Aquélla debería haber sido la última vez que Emilia y Julio follaron. Pero siguieron, a pesar de los continuos reclamos de Anita y de la insólita molestia que les había producido el cuento de Macedonio. Quizás para aquilatar la decepción, o simplemente para cambiar de tema, desde entonces recurrieron exclusivamente a clásicos. Discutieron, como todos los diletantes del mundo han discutido alguna vez, los primeros capítulos de Madame Bovary. Clasificaron a sus amigos y conocidos según fueran como Charles o como Emma, y discutieron también si ellos mismos eran comparables a la trágica familia Bovary. En la cama no había problema, ya que ambos se esmeraban por parecer Emma, por ser como Emma, por follar como Emma, pues sin lugar a dudas, creían ellos, Emma follaba inusitadamente bien, e incluso hubiera follado mejor en las condiciones actuales; en Santiago de Chile, a fines del siglo XX, Emma hubiera follado aún mejor que en el libro.
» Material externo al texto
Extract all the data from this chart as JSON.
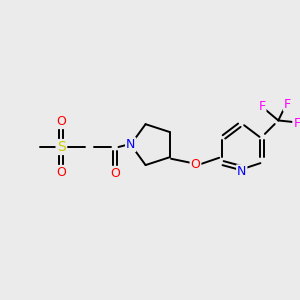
{
  "bg_color": "#ebebeb",
  "bond_color": "#000000",
  "atom_colors": {
    "S": "#cccc00",
    "O": "#ff0000",
    "N": "#0000ff",
    "F": "#ff00ff",
    "C": "#000000"
  },
  "font_size_atoms": 9,
  "title": ""
}
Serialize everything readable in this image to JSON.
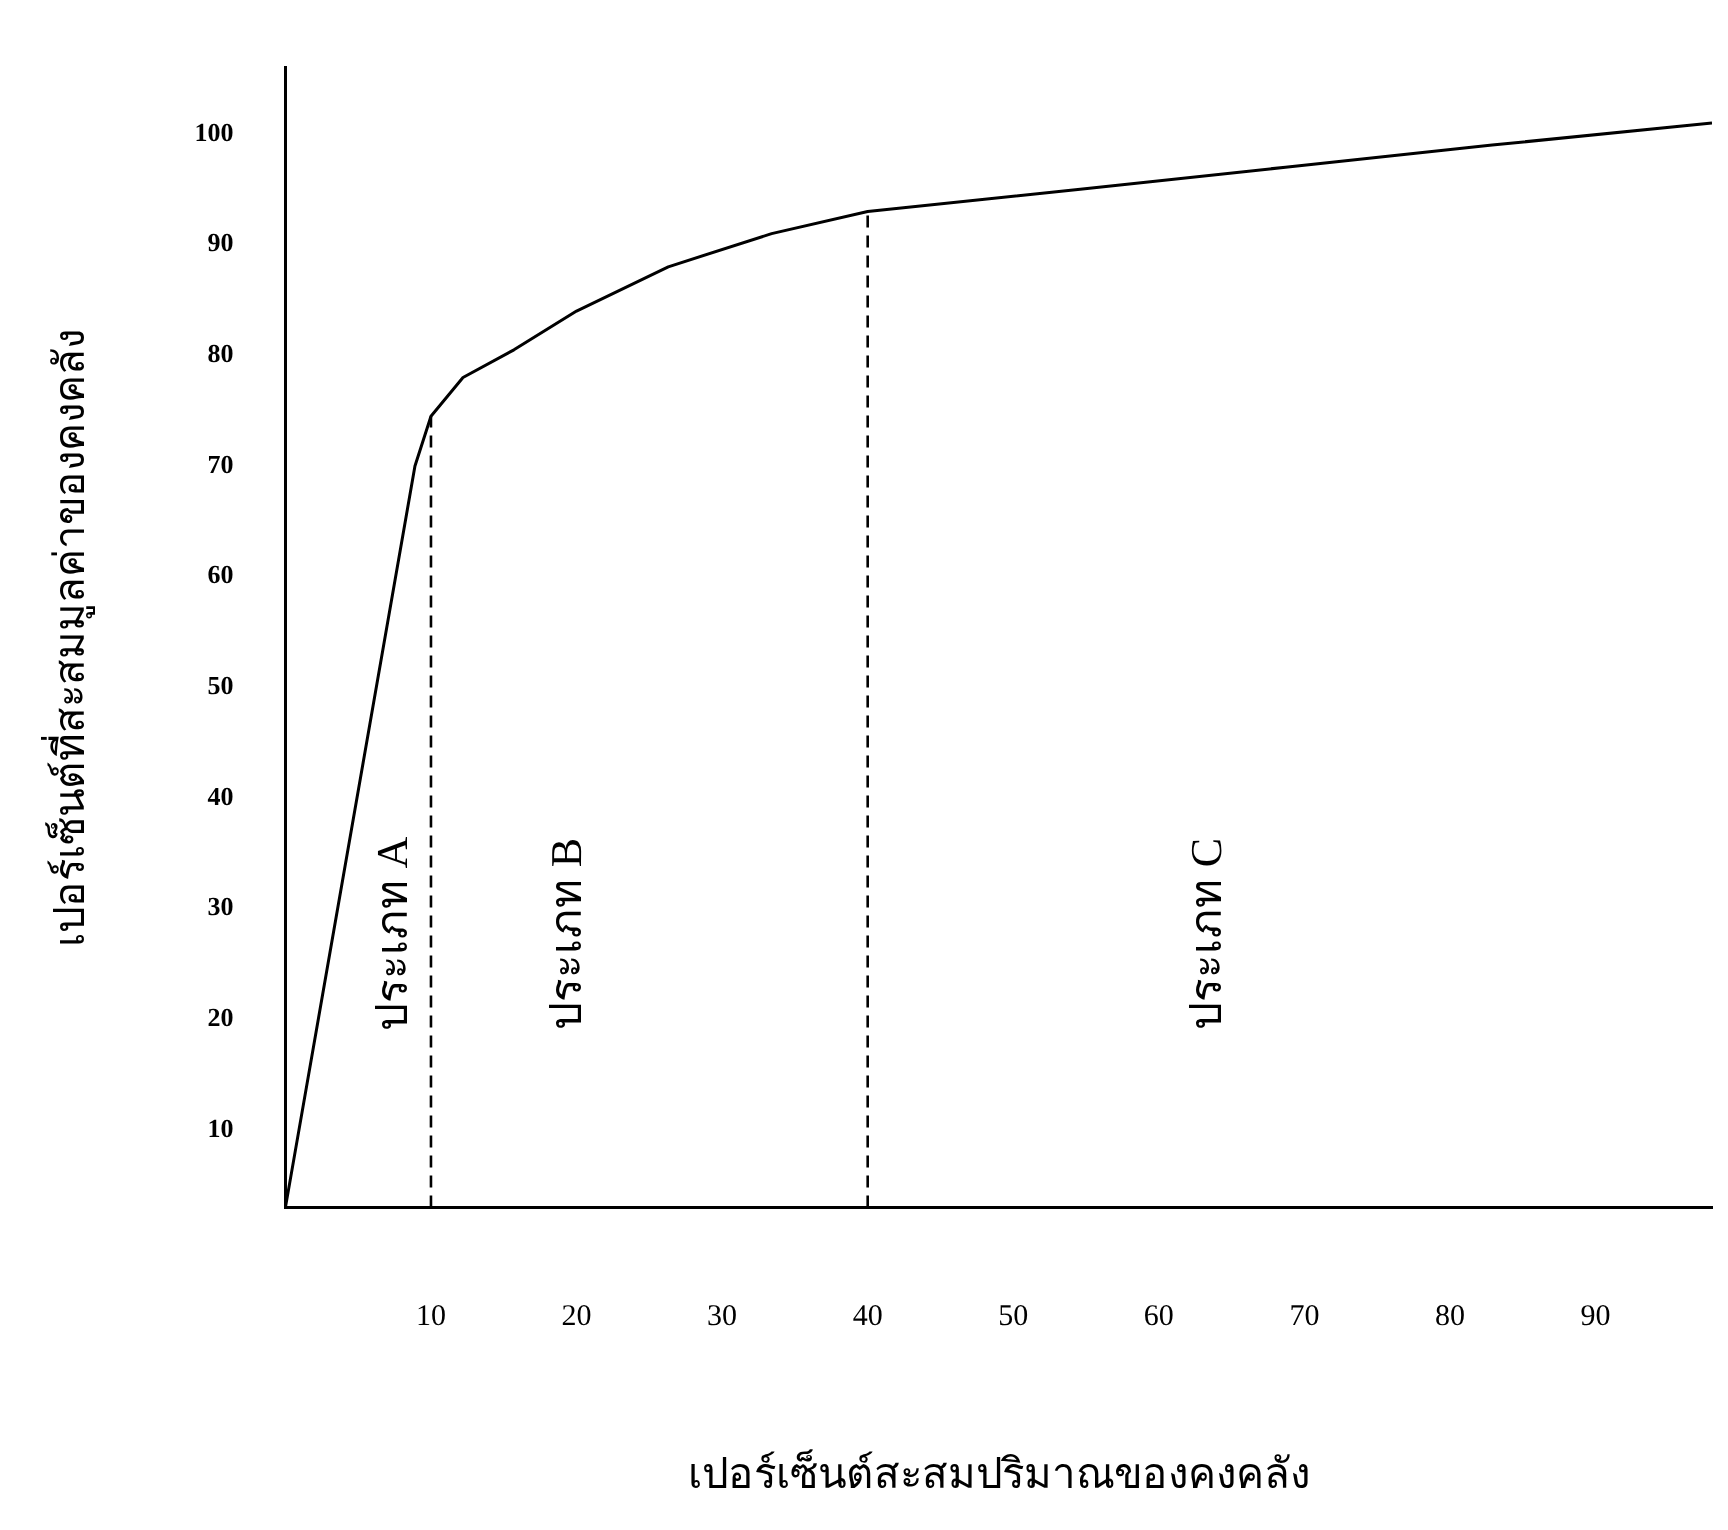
{
  "chart_data": {
    "type": "line",
    "xlabel": "เปอร์เซ็นต์สะสมปริมาณของคงคลัง",
    "ylabel": "เปอร์เซ็นต์ที่สะสมมูลค่าของคงคลัง",
    "x": [
      0,
      8.9,
      10,
      12.2,
      15.7,
      20,
      26.3,
      33.4,
      40,
      54.6,
      68.7,
      82.9,
      98
    ],
    "series": [
      {
        "color": "#000000",
        "values": [
          3,
          70,
          74.5,
          78,
          80.5,
          84,
          88,
          91,
          93,
          95,
          97,
          99,
          101
        ]
      }
    ],
    "xlim": [
      0,
      98
    ],
    "ylim": [
      3,
      106
    ],
    "xticks": [
      10,
      20,
      30,
      40,
      50,
      60,
      70,
      80,
      90
    ],
    "yticks": [
      10,
      20,
      30,
      40,
      50,
      60,
      70,
      80,
      90,
      100
    ],
    "ref_lines": [
      {
        "axis": "x",
        "value": 10,
        "line_style": "dashed"
      },
      {
        "axis": "x",
        "value": 40,
        "line_style": "dashed"
      }
    ],
    "annotations": [
      "ประเภท A",
      "ประเภท B",
      "ประเภท C"
    ],
    "grid": false,
    "legend": false,
    "marker": "none",
    "line_style": "solid"
  }
}
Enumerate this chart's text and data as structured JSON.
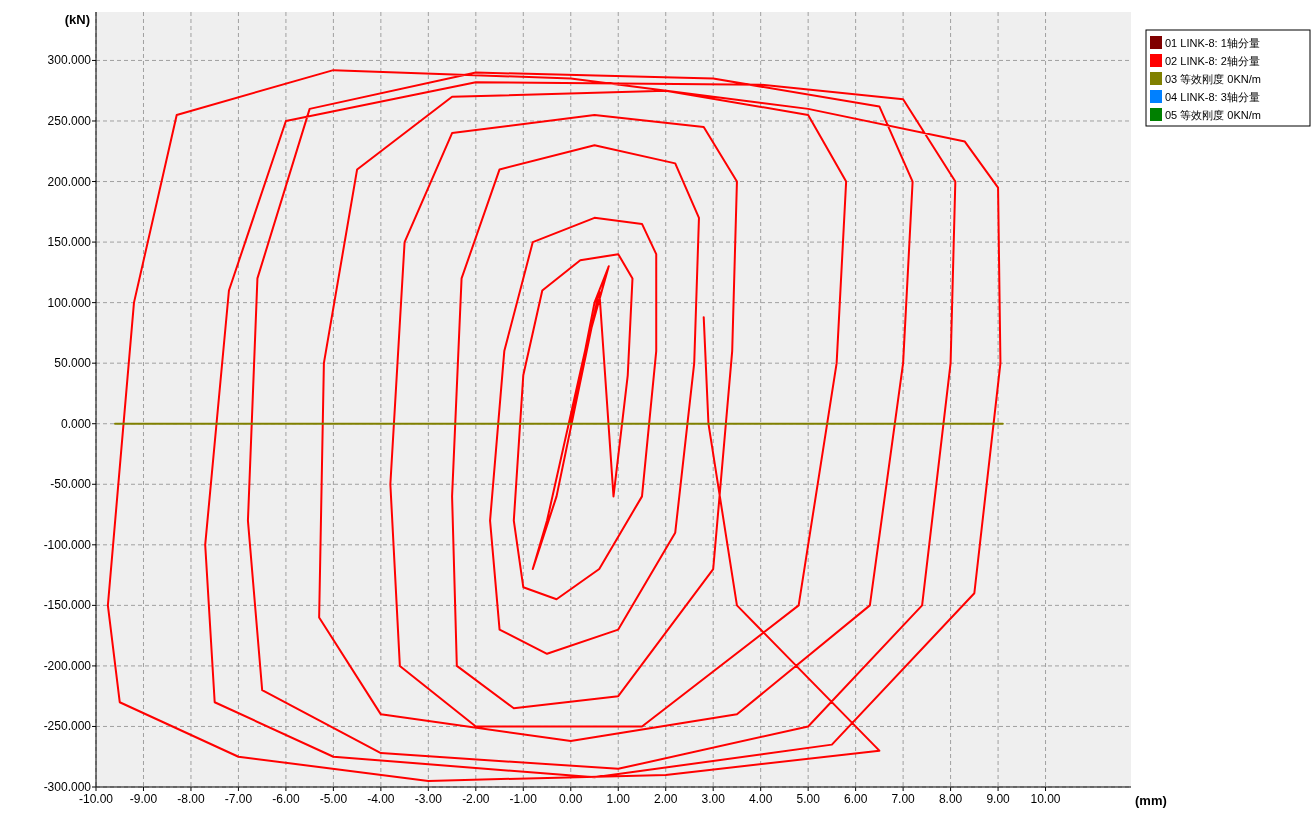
{
  "chart_data": {
    "type": "line",
    "xlabel": "(mm)",
    "ylabel": "(kN)",
    "xlim": [
      -10,
      11.8
    ],
    "ylim": [
      -300,
      340
    ],
    "xticks": [
      {
        "value": -10,
        "label": "-10.00"
      },
      {
        "value": -9,
        "label": "-9.00"
      },
      {
        "value": -8,
        "label": "-8.00"
      },
      {
        "value": -7,
        "label": "-7.00"
      },
      {
        "value": -6,
        "label": "-6.00"
      },
      {
        "value": -5,
        "label": "-5.00"
      },
      {
        "value": -4,
        "label": "-4.00"
      },
      {
        "value": -3,
        "label": "-3.00"
      },
      {
        "value": -2,
        "label": "-2.00"
      },
      {
        "value": -1,
        "label": "-1.00"
      },
      {
        "value": 0,
        "label": "0.00"
      },
      {
        "value": 1,
        "label": "1.00"
      },
      {
        "value": 2,
        "label": "2.00"
      },
      {
        "value": 3,
        "label": "3.00"
      },
      {
        "value": 4,
        "label": "4.00"
      },
      {
        "value": 5,
        "label": "5.00"
      },
      {
        "value": 6,
        "label": "6.00"
      },
      {
        "value": 7,
        "label": "7.00"
      },
      {
        "value": 8,
        "label": "8.00"
      },
      {
        "value": 9,
        "label": "9.00"
      },
      {
        "value": 10,
        "label": "10.00"
      }
    ],
    "yticks": [
      {
        "value": -300,
        "label": "-300.000"
      },
      {
        "value": -250,
        "label": "-250.000"
      },
      {
        "value": -200,
        "label": "-200.000"
      },
      {
        "value": -150,
        "label": "-150.000"
      },
      {
        "value": -100,
        "label": "-100.000"
      },
      {
        "value": -50,
        "label": "-50.000"
      },
      {
        "value": 0,
        "label": "0.000"
      },
      {
        "value": 50,
        "label": "50.000"
      },
      {
        "value": 100,
        "label": "100.000"
      },
      {
        "value": 150,
        "label": "150.000"
      },
      {
        "value": 200,
        "label": "200.000"
      },
      {
        "value": 250,
        "label": "250.000"
      },
      {
        "value": 300,
        "label": "300.000"
      }
    ],
    "grid": true,
    "legend": "top right",
    "marker": "none",
    "line_style": "solid",
    "series": [
      {
        "name": "01 LINK-8: 1轴分量",
        "color": "#800000"
      },
      {
        "name": "02 LINK-8: 2轴分量",
        "color": "#ff0000",
        "x": [
          0,
          0.5,
          0.8,
          0.3,
          -0.5,
          -0.8,
          -0.3,
          0.6,
          0.9,
          1.2,
          1.3,
          1.0,
          0.2,
          -0.6,
          -1.0,
          -1.2,
          -1.0,
          -0.3,
          0.6,
          1.5,
          1.8,
          1.8,
          1.5,
          0.5,
          -0.8,
          -1.4,
          -1.7,
          -1.5,
          -0.5,
          1.0,
          2.2,
          2.6,
          2.7,
          2.2,
          0.5,
          -1.5,
          -2.3,
          -2.5,
          -2.4,
          -1.2,
          1.0,
          3.0,
          3.4,
          3.5,
          2.8,
          0.5,
          -2.5,
          -3.5,
          -3.8,
          -3.6,
          -2.0,
          1.5,
          4.8,
          5.6,
          5.8,
          5.0,
          2.0,
          -2.5,
          -4.5,
          -5.2,
          -5.3,
          -4.0,
          0,
          3.5,
          6.3,
          7.0,
          7.2,
          6.5,
          3.0,
          -2.0,
          -5.5,
          -6.6,
          -6.8,
          -6.5,
          -4.0,
          1.0,
          5.0,
          7.4,
          8.0,
          8.1,
          7.0,
          4.0,
          -2.0,
          -6.0,
          -7.2,
          -7.7,
          -7.5,
          -5.0,
          0.5,
          5.5,
          8.5,
          9.05,
          9.0,
          8.3,
          5.0,
          0,
          -5.0,
          -8.3,
          -9.2,
          -9.75,
          -9.5,
          -7.0,
          -3.0,
          2.0,
          6.5,
          3.5,
          2.9,
          2.8
        ],
        "values": [
          0,
          100,
          130,
          60,
          -80,
          -120,
          -60,
          110,
          -60,
          40,
          120,
          140,
          135,
          110,
          40,
          -80,
          -135,
          -145,
          -120,
          -60,
          60,
          140,
          165,
          170,
          150,
          60,
          -80,
          -170,
          -190,
          -170,
          -90,
          50,
          170,
          215,
          230,
          210,
          120,
          -60,
          -200,
          -235,
          -225,
          -120,
          60,
          200,
          245,
          255,
          240,
          150,
          -50,
          -200,
          -250,
          -250,
          -150,
          50,
          200,
          255,
          275,
          270,
          210,
          50,
          -160,
          -240,
          -262,
          -240,
          -150,
          50,
          200,
          262,
          285,
          290,
          260,
          120,
          -80,
          -220,
          -272,
          -285,
          -250,
          -150,
          50,
          200,
          268,
          280,
          282,
          250,
          110,
          -100,
          -230,
          -275,
          -292,
          -265,
          -140,
          50,
          195,
          233,
          260,
          285,
          292,
          255,
          100,
          -150,
          -230,
          -275,
          -295,
          -290,
          -270,
          -150,
          0,
          88
        ]
      },
      {
        "name": "03 等效刚度 0KN/m",
        "color": "#808000",
        "x": [
          -9.6,
          9.1
        ],
        "values": [
          0,
          0
        ]
      },
      {
        "name": "04 LINK-8: 3轴分量",
        "color": "#0080ff"
      },
      {
        "name": "05 等效刚度 0KN/m",
        "color": "#008000"
      }
    ]
  }
}
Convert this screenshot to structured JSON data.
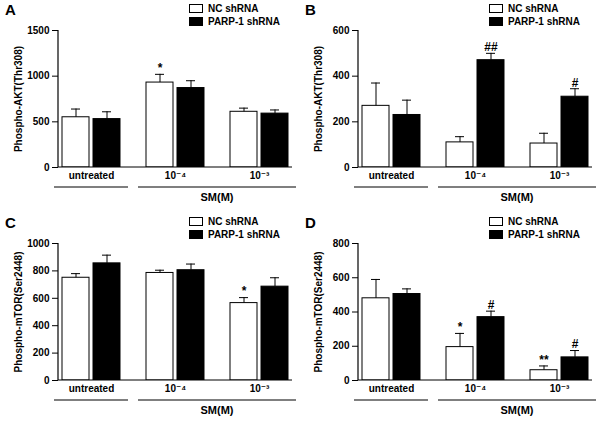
{
  "chart_data": [
    {
      "panel": "A",
      "type": "bar",
      "categories": [
        "untreated",
        "10⁻⁴",
        "10⁻³"
      ],
      "xlabel": "SM(M)",
      "ylabel": "Phospho-AKT(Thr308)",
      "ylim": [
        0,
        1500
      ],
      "yticks": [
        0,
        500,
        1000,
        1500
      ],
      "legend": "upper right",
      "series": [
        {
          "name": "NC shRNA",
          "color": "#ffffff",
          "values": [
            550,
            930,
            610
          ],
          "errors": [
            90,
            90,
            40
          ],
          "significance": [
            null,
            "*",
            null
          ]
        },
        {
          "name": "PARP-1 shRNA",
          "color": "#000000",
          "values": [
            530,
            870,
            590
          ],
          "errors": [
            80,
            80,
            40
          ],
          "significance": [
            null,
            null,
            null
          ]
        }
      ]
    },
    {
      "panel": "B",
      "type": "bar",
      "categories": [
        "untreated",
        "10⁻⁴",
        "10⁻³"
      ],
      "xlabel": "SM(M)",
      "ylabel": "Phospho-AKT(Thr308)",
      "ylim": [
        0,
        600
      ],
      "yticks": [
        0,
        200,
        400,
        600
      ],
      "legend": "upper right",
      "series": [
        {
          "name": "NC shRNA",
          "color": "#ffffff",
          "values": [
            270,
            110,
            105
          ],
          "errors": [
            100,
            25,
            45
          ],
          "significance": [
            null,
            null,
            null
          ]
        },
        {
          "name": "PARP-1 shRNA",
          "color": "#000000",
          "values": [
            230,
            470,
            310
          ],
          "errors": [
            65,
            30,
            35
          ],
          "significance": [
            null,
            "##",
            "#"
          ]
        }
      ]
    },
    {
      "panel": "C",
      "type": "bar",
      "categories": [
        "untreated",
        "10⁻⁴",
        "10⁻³"
      ],
      "xlabel": "SM(M)",
      "ylabel": "Phospho-mTOR(Ser2448)",
      "ylim": [
        0,
        1000
      ],
      "yticks": [
        0,
        200,
        400,
        600,
        800,
        1000
      ],
      "legend": "upper right",
      "series": [
        {
          "name": "NC shRNA",
          "color": "#ffffff",
          "values": [
            750,
            785,
            565
          ],
          "errors": [
            30,
            20,
            40
          ],
          "significance": [
            null,
            null,
            "*"
          ]
        },
        {
          "name": "PARP-1 shRNA",
          "color": "#000000",
          "values": [
            855,
            805,
            685
          ],
          "errors": [
            60,
            45,
            65
          ],
          "significance": [
            null,
            null,
            null
          ]
        }
      ]
    },
    {
      "panel": "D",
      "type": "bar",
      "categories": [
        "untreated",
        "10⁻⁴",
        "10⁻³"
      ],
      "xlabel": "SM(M)",
      "ylabel": "Phospho-mTOR(Ser2448)",
      "ylim": [
        0,
        800
      ],
      "yticks": [
        0,
        200,
        400,
        600,
        800
      ],
      "legend": "upper right",
      "series": [
        {
          "name": "NC shRNA",
          "color": "#ffffff",
          "values": [
            480,
            195,
            60
          ],
          "errors": [
            110,
            80,
            25
          ],
          "significance": [
            null,
            "*",
            "**"
          ]
        },
        {
          "name": "PARP-1 shRNA",
          "color": "#000000",
          "values": [
            505,
            370,
            135
          ],
          "errors": [
            30,
            35,
            40
          ],
          "significance": [
            null,
            "#",
            "#"
          ]
        }
      ]
    }
  ]
}
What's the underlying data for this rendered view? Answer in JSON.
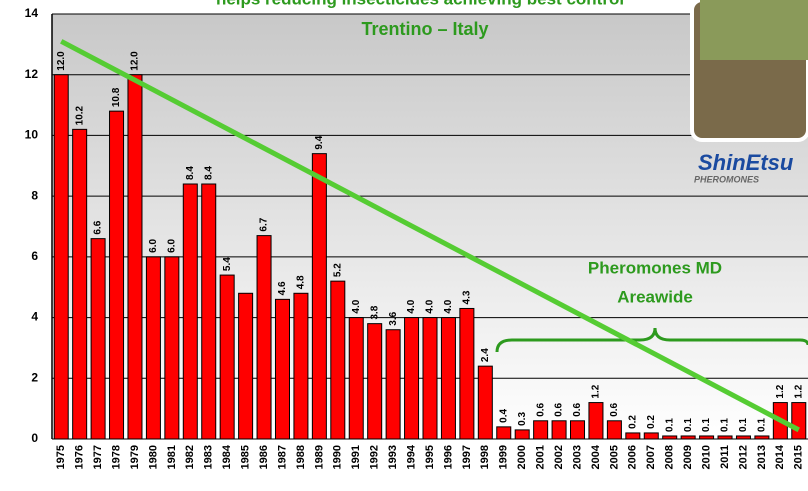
{
  "chart_data": {
    "type": "bar",
    "title": "helps reducing insecticides achieving best control",
    "subtitle": "Trentino – Italy",
    "annotation": [
      "Pheromones MD",
      "Areawide"
    ],
    "logo": {
      "name": "ShinEtsu",
      "tagline": "PHEROMONES"
    },
    "categories": [
      "1975",
      "1976",
      "1977",
      "1978",
      "1979",
      "1980",
      "1981",
      "1982",
      "1983",
      "1984",
      "1985",
      "1986",
      "1987",
      "1988",
      "1989",
      "1990",
      "1991",
      "1992",
      "1993",
      "1994",
      "1995",
      "1996",
      "1997",
      "1998",
      "1999",
      "2000",
      "2001",
      "2002",
      "2003",
      "2004",
      "2005",
      "2006",
      "2007",
      "2008",
      "2009",
      "2010",
      "2011",
      "2012",
      "2013",
      "2014",
      "2015"
    ],
    "values": [
      12.0,
      10.2,
      6.6,
      10.8,
      12.0,
      6.0,
      6.0,
      8.4,
      8.4,
      5.4,
      4.8,
      6.7,
      4.6,
      4.8,
      9.4,
      5.2,
      4.0,
      3.8,
      3.6,
      4.0,
      4.0,
      4.0,
      4.3,
      2.4,
      0.4,
      0.3,
      0.6,
      0.6,
      0.6,
      1.2,
      0.6,
      0.2,
      0.2,
      0.1,
      0.1,
      0.1,
      0.1,
      0.1,
      0.1,
      1.2,
      1.2
    ],
    "value_labels": [
      "12.0",
      "10.2",
      "6.6",
      "10.8",
      "12.0",
      "6.0",
      "6.0",
      "8.4",
      "8.4",
      "5.4",
      null,
      "6.7",
      "4.6",
      "4.8",
      "9.4",
      "5.2",
      "4.0",
      "3.8",
      "3.6",
      "4.0",
      "4.0",
      "4.0",
      "4.3",
      "2.4",
      "0.4",
      "0.3",
      "0.6",
      "0.6",
      "0.6",
      "1.2",
      "0.6",
      "0.2",
      "0.2",
      "0.1",
      "0.1",
      "0.1",
      "0.1",
      "0.1",
      "0.1",
      "1.2",
      "1.2"
    ],
    "color": "#ff0000",
    "trend": {
      "color": "#55cc33",
      "values": [
        13.1,
        0.3
      ]
    },
    "ylim": [
      0,
      14
    ],
    "yticks": [
      0,
      2,
      4,
      6,
      8,
      10,
      12,
      14
    ],
    "grid": true
  }
}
La pieza, esas noches, se convertía en un carruaje blindado que se conducía solo, a tientas, por una ciudad hermosa e irreal. El resto, el pueblo, murmuraba celosamente detalles del romance escandaloso y fascinante que ocurría puertas adentro.
Pero en los demás aspectos no llegaban a acuerdo. No lograban decidir si ella actuaba como Emma y él como Charles, o más bien eran ambos los que, sin quererlo, hacían de Charles. Ninguno de los dos quería ser Charles, nunca nadie quiere hacer de Charles siquiera por un rato.
Cuando faltaban apenas cincuenta páginas, abandonaron la lectura, confiados, acaso, en que podrían refugiarse, ahora, en los relatos de Antón Chéjov.
Les fue pésimo con Chéjov, un poco mejor, curiosamente, con Kafka, pero, como se dice, el daño ya estaba hecho. Desde que leyeron «Tantalia» el desenlace era inminente y por supuesto ellos imaginaban y hasta protagonizaban escenas que hacían más bello y más triste, más inesperado ese desenlace.
Fue con Proust. Habían postergado la lectura de Proust, debido al secreto inconfesable que, por separado, los unía a la lectura —o a la no lectura— de En busca del tiempo perdido. Ambos tuvieron que fingir que la lectura en común era en rigor una anhelada relectura, de manera que cuando llegaban a alguno de los numerosos pasajes que parecían especialmente memorables cambiaban la inflexión de la voz o se miraban reclamando emoción, simulando la mayor intimidad. Julio, incluso, en una ocasión se permitió afirmar que sólo ahora sentía realmente que estaba leyendo a Proust, y Emilia le respondió con un sutil y desconsolado apretón en la mano.
Como eran inteligentes, pasaron de largo por los episodios que sabían célebres: el mundo se emocionó con esto, yo me emocionaré con esto otro. Antes de comenzar a leer, como medida precautoria, habían convenido lo difícil que era para un lector de En busca del tiempo perdido recapitular su experiencia de lectura: es uno de esos libros que incluso después de leerlos uno considera pendientes, dijo Emilia. Es uno de esos libros que vamos a releer siempre, dijo Julio.